Gene Fama, father of efficient market theory and co-creator of the 3-Factor Model, believes if risk factors are expressed as betas, the meaning should not be exaggerated. “Multifactor models have factors in addition to the market factor, and the additional factors have their own regression slopes, which can be interpreted as additional betas. The additional betas are not alternative or smart.”

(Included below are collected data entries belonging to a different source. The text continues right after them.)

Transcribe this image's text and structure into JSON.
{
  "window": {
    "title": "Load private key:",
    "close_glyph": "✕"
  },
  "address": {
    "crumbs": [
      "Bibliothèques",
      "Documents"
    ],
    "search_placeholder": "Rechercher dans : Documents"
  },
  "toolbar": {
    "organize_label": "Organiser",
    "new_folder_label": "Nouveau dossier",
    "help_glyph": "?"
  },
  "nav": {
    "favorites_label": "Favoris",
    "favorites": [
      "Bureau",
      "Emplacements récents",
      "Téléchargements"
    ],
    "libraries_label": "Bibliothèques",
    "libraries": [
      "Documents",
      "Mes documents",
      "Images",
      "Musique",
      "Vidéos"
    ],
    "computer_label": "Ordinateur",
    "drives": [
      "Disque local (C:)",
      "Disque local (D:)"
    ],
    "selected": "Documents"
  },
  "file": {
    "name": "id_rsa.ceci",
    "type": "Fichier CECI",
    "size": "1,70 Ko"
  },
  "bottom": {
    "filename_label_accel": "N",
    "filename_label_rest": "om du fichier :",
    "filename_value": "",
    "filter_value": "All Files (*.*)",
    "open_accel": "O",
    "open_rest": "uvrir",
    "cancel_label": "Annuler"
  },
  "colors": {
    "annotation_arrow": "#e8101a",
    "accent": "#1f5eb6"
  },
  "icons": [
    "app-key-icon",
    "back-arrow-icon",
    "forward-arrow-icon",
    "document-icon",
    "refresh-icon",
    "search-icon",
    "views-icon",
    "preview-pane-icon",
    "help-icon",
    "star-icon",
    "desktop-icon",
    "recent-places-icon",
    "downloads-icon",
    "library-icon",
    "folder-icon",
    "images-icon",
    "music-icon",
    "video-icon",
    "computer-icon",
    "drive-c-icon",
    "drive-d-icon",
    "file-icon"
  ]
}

Rob Arnott of Research Affiliates is less troubled by the terminology and for good reason. His firm is a leader in “smart beta” indexes and creator of the Fundamental Index (RAFI), a strategy that weighs securities using fundamental factors other than market capitalization. More than $100 billion is tracking RAFI strategies worldwide.

Mr. Arnott says: “I personally view this as a matter of semantics, the meaning of words: language evolves, and in technical fields it can evolve rapidly. Bill Sharpe invented the concepts of 'alpha' and 'beta' 50 years ago. I completely respect those who want to hang onto the original definitions, but the words have been used in somewhat fluid ways in the subsequent half-century.”

I believe the original definitions are best left unchanged. Beta is non-diversifiable market risk, other return dimensions are defined as additional risk factors, and putting these risks together in a portfolio is multifactor investing.

These definitions are clear, distinct, and stand the test of time.

Rick Ferri is founder of Portfolio Solutions LLC, which provides low-cost investment management services using low-cost index funds and ETFs and currently manages more than $1.2 billion in AUM.